There are plenty of reasons that the House Republican budget authored by Budget Committee Chairman Paul Ryan (R-WI) would be detrimental for the economy, including its trillions in tax giveaways to the rich and its undercutting of food assistance to millions of low-income Americans. Added to the mix, the budget would deal a blow to the housing market, undercutting this vital sector of the American economy when it can least afford it.
The budget says, without very many details, that the GOP would wind down government backed mortgage giants Fannie Mae and Freddie Mac, while changing accounting rules to make Federal Housing Agency programs appear more expensive than they are. As the Center for American Progress’ David Min and John Griffith noted, these efforts could derail a housing recovery because:
– Federal support is keeping the housing market alive today.
– There’s no evidence that private money could fill the void if government-backed mortgages disappeared.
– Proposed “fair value” accounting rules would unnecessarily weaken FHA’s ability to stabilize the market and make homeownership possible for more Americans.
It’s unclear what time frame the GOP envisions for ending support for the housing market, or if they think any federal role in promoting homeownership is warranted. And this isn’t the first time that the GOP has proposed recklessly kicking the legs out from underneath Fannie and Freddie while they, like it or not, are keeping the housing market afloat.

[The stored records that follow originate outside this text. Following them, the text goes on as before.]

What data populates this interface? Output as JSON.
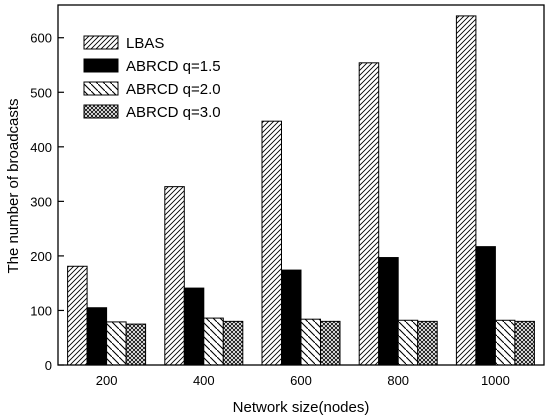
{
  "chart_data": {
    "type": "bar",
    "title": "",
    "xlabel": "Network size(nodes)",
    "ylabel": "The number of broadcasts",
    "categories": [
      "200",
      "400",
      "600",
      "800",
      "1000"
    ],
    "ylim": [
      0,
      660
    ],
    "yticks": [
      0,
      100,
      200,
      300,
      400,
      500,
      600
    ],
    "grid": false,
    "legend_position": "top-left",
    "series": [
      {
        "name": "LBAS",
        "pattern": "diagonal-up",
        "values": [
          181,
          327,
          447,
          554,
          640
        ]
      },
      {
        "name": "ABRCD q=1.5",
        "pattern": "solid-black",
        "values": [
          105,
          141,
          174,
          197,
          217
        ]
      },
      {
        "name": "ABRCD q=2.0",
        "pattern": "diagonal-down",
        "values": [
          79,
          86,
          84,
          82,
          82
        ]
      },
      {
        "name": "ABRCD q=3.0",
        "pattern": "crosshatch",
        "values": [
          75,
          80,
          80,
          80,
          80
        ]
      }
    ]
  }
}
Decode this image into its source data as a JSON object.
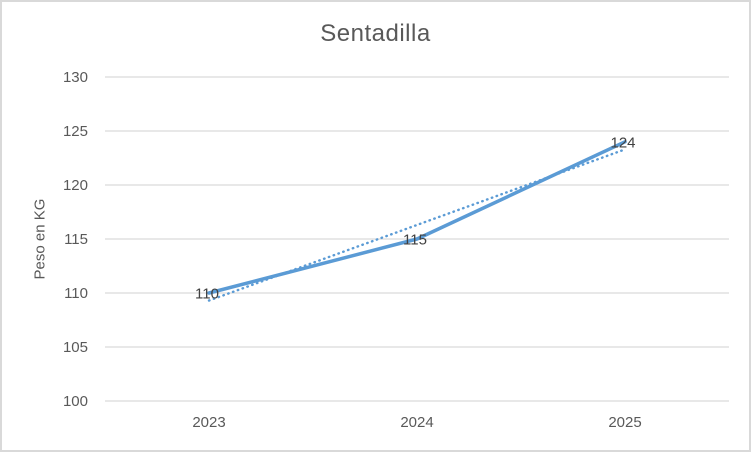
{
  "chart": {
    "title": "Sentadilla",
    "y_axis_label": "Peso en KG"
  },
  "chart_data": {
    "type": "line",
    "title": "Sentadilla",
    "xlabel": "",
    "ylabel": "Peso en KG",
    "categories": [
      "2023",
      "2024",
      "2025"
    ],
    "series": [
      {
        "name": "Peso en KG",
        "values": [
          110,
          115,
          124
        ],
        "data_labels": [
          "110",
          "115",
          "124"
        ],
        "color": "#5B9BD5",
        "style": "solid"
      }
    ],
    "trendline": {
      "type": "linear",
      "values": [
        109.3,
        116.3,
        123.3
      ],
      "color": "#5B9BD5",
      "style": "dotted"
    },
    "ylim": [
      100,
      130
    ],
    "ytick_step": 5,
    "grid": true,
    "legend": false,
    "colors": {
      "gridline": "#d9d9d9",
      "border": "#d9d9d9",
      "axis_text": "#595959",
      "data_label_text": "#404040",
      "background": "#ffffff"
    }
  }
}
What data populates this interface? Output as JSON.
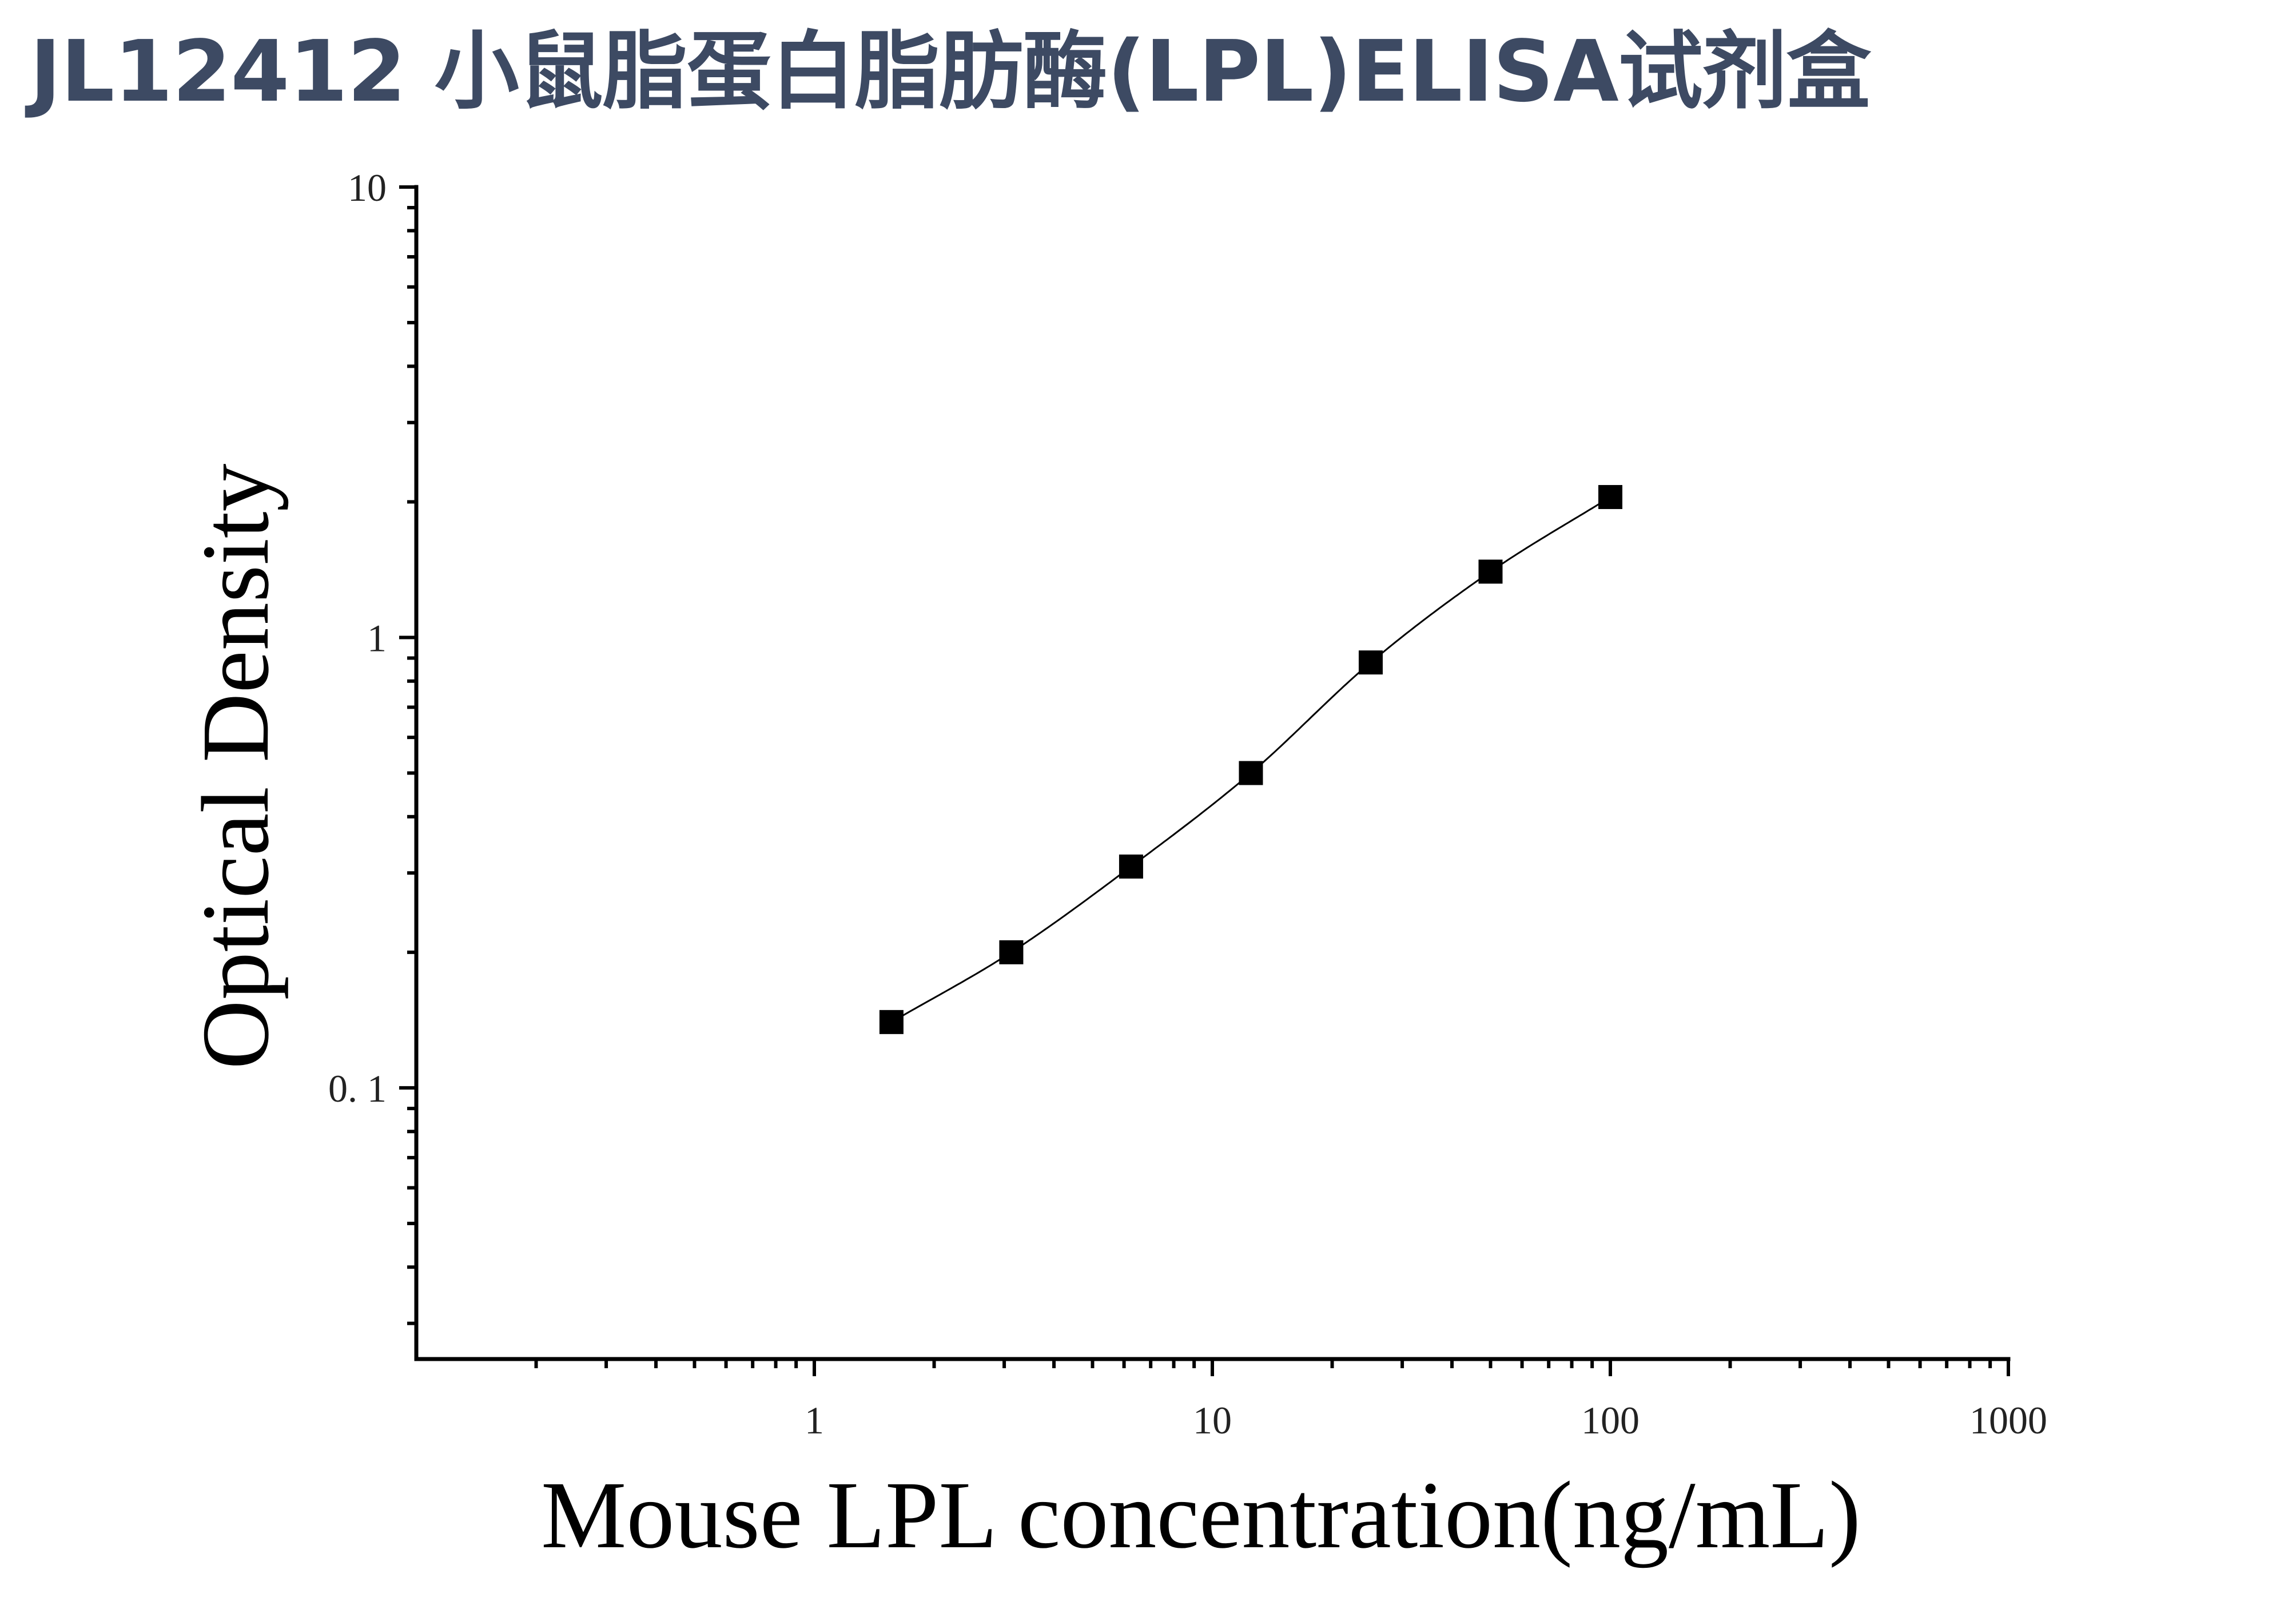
{
  "chart_data": {
    "type": "scatter",
    "title": "JL12412 小鼠脂蛋白脂肪酶(LPL)ELISA试剂盒",
    "xlabel": "Mouse LPL concentration(ng/mL)",
    "ylabel": "Optical Density",
    "xscale": "log",
    "yscale": "log",
    "xlim": [
      0.1,
      1000
    ],
    "ylim": [
      0.025,
      10
    ],
    "x_tick_labels": [
      "1",
      "10",
      "100",
      "1000"
    ],
    "y_tick_labels": [
      "10",
      "1",
      "0. 1"
    ],
    "grid": false,
    "legend": "none",
    "marker": "square",
    "fit_curve": true,
    "colors": {
      "title": "#3d4a63",
      "marker": "#000000",
      "curve": "#000000",
      "axis": "#000000"
    },
    "series": [
      {
        "x": [
          1.5625,
          3.125,
          6.25,
          12.5,
          25,
          50,
          100
        ],
        "y": [
          0.14,
          0.2,
          0.31,
          0.5,
          0.88,
          1.4,
          2.05
        ]
      }
    ]
  }
}
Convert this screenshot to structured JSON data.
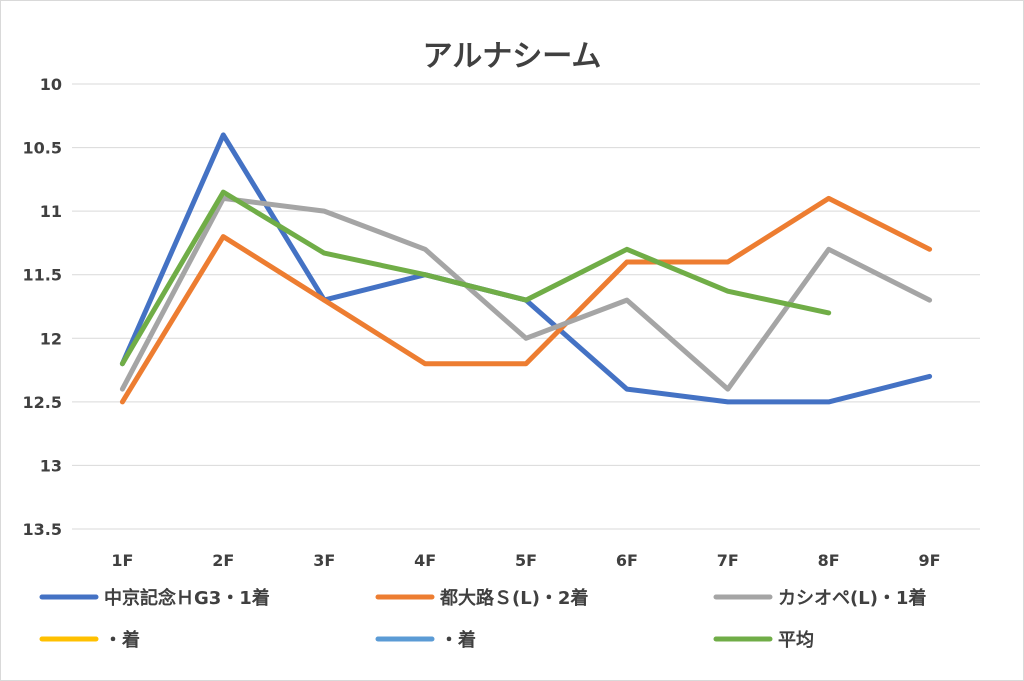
{
  "chart_data": {
    "type": "line",
    "title": "アルナシーム",
    "xlabel": "",
    "ylabel": "",
    "categories": [
      "1F",
      "2F",
      "3F",
      "4F",
      "5F",
      "6F",
      "7F",
      "8F",
      "9F"
    ],
    "ylim": [
      13.5,
      10
    ],
    "y_inverted": true,
    "y_ticks": [
      "10",
      "10.5",
      "11",
      "11.5",
      "12",
      "12.5",
      "13",
      "13.5"
    ],
    "grid": true,
    "legend_position": "bottom",
    "series": [
      {
        "name": "中京記念ＨG3・1着",
        "color": "#4472c4",
        "values": [
          12.2,
          10.4,
          11.7,
          11.5,
          11.7,
          12.4,
          12.5,
          12.5,
          12.3
        ]
      },
      {
        "name": "都大路Ｓ(L)・2着",
        "color": "#ed7d31",
        "values": [
          12.5,
          11.2,
          11.7,
          12.2,
          12.2,
          11.4,
          11.4,
          10.9,
          11.3
        ]
      },
      {
        "name": "カシオペ(L)・1着",
        "color": "#a5a5a5",
        "values": [
          12.4,
          10.9,
          11.0,
          11.3,
          12.0,
          11.7,
          12.4,
          11.3,
          11.7
        ]
      },
      {
        "name": "・着",
        "color": "#ffc000",
        "values": [
          null,
          null,
          null,
          null,
          null,
          null,
          null,
          null,
          null
        ]
      },
      {
        "name": "・着",
        "color": "#5b9bd5",
        "values": [
          null,
          null,
          null,
          null,
          null,
          null,
          null,
          null,
          null
        ]
      },
      {
        "name": "平均",
        "color": "#70ad47",
        "values": [
          12.2,
          10.85,
          11.33,
          11.5,
          11.7,
          11.3,
          11.63,
          11.8,
          null
        ]
      }
    ]
  }
}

But while the two mortgage giants can’t exist in their current form in the long run, removing all federal support from the housing market is simply unfeasible at the moment (and wouldn’t make for a good system going forward anyway). But the House Republicans, with their budget, are more intent on dismantling the social safety net than in actually promoting a recovery, so perhaps the fact that their housing plan would be a disaster shouldn’t come as much of a surprise.